Originally, I only had the 1-format seeds. But encoding the rank so directly makes it possible to mentally calculate some information about the item assignment. To find the location of the Corkscrew, you just have to take the rank mod 24, which is just about possible to do mentally when the rank is represented as a hexadecimal numeral. The number of distinct item assignments is x = 129529505064960, and x + 1 just happens to be a prime number, which means the multiplicative group of integers mod x + 1 is a cyclic group. 43 is a generator of this group, so 43ⁿ for 0 ≤ n < x gives a permutation of the integers between 1 and x + 1 inclusive. From there we subtract 1 to put it back into the range 0 to x − 1.

The randomizer now generates 2-format seeds by default, but it still accepts 1-format seeds. So that's your reward for reading this page, you know that the randomizer accepts an additional seed format not documented on the main page. Episode 32 of the live coding videos covers the implementation of 2-format seeds.

If you want the 2-format seed for a specific item assignment, you have to do a discrete log, but a discrete log on 48 bits is no big deal. I got the rank of the vanilla item assignment, 7697433249082, by running the algorithm in reverse. Then I converted it to a 2-format seed as follows:

sage: x = 129529505064960
sage: K = GF(x+1, 'b')
sage: K
Finite Field of size 129529505064961
sage: b = K.multiplicative_generator()
sage: b
43
sage: b.multiplicative_order()
129529505064960
sage: r = 7697433249082
sage: "%012X" % r
'070032C6453A'
sage: "%012X" % discrete_log(r+1, b, x)
'25A396DE0DC8'

References

• Donald E. Knuth, The Art of Computer Programming.
  • Exercise 1.2.6–56 and solution, gives an algorithm to find the combinatorial representation of n.
  • Section 6.5, Retrieval on Secondary Keys, Superimposed coding, shows how to convert a combinatorial representation to n.
  • Theorem 7.2.1.3L, interpretation of the combinatorial representation.
• James McCaffrey, "Generating the mth Lexicographical Element of a Mathematical Combination."

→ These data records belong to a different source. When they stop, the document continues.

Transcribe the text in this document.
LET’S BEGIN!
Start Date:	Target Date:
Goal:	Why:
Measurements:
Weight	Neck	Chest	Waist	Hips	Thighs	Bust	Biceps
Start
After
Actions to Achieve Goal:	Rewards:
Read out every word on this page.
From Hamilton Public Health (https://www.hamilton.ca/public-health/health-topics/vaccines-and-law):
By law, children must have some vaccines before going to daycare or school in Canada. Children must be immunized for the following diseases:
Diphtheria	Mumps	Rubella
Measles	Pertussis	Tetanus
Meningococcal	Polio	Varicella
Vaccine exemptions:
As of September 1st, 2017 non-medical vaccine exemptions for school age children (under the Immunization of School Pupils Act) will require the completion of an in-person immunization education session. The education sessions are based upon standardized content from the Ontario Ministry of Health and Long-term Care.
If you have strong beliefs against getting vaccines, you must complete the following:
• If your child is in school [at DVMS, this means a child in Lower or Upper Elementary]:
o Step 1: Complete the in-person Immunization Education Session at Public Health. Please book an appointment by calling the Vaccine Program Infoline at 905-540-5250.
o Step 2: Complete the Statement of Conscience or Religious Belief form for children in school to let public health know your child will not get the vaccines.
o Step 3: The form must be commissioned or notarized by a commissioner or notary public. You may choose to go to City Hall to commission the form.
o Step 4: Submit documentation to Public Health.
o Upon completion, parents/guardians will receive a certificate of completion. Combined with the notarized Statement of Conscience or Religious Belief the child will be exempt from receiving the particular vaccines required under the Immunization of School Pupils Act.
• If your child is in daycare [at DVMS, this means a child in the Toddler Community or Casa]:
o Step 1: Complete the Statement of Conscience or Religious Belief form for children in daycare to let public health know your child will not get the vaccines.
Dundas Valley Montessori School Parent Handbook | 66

Appendix: A lexicographic algorithm

While developing the randomizer, I found that the rank and unrank methods of Permutations_mset in SageMath 9.0 used an inefficient algorithm (inherited from EnumeratedSets.rank and EnumeratedSets.unrank). unrank(r), for example, works by enumerating every permutation starting from 0 and taking the rth one. I wanted to improve them; however Sage's functions are specified to number permutations in lexicographic order, and the algorithm I developed for the randomizer produces an order that is not lexicographic, so it's not a drop-in replacement. After some more research I came up with more efficient algorithms suitable for Sage. The changes are in Sage ticket #29942 and became part of Sage 9.2.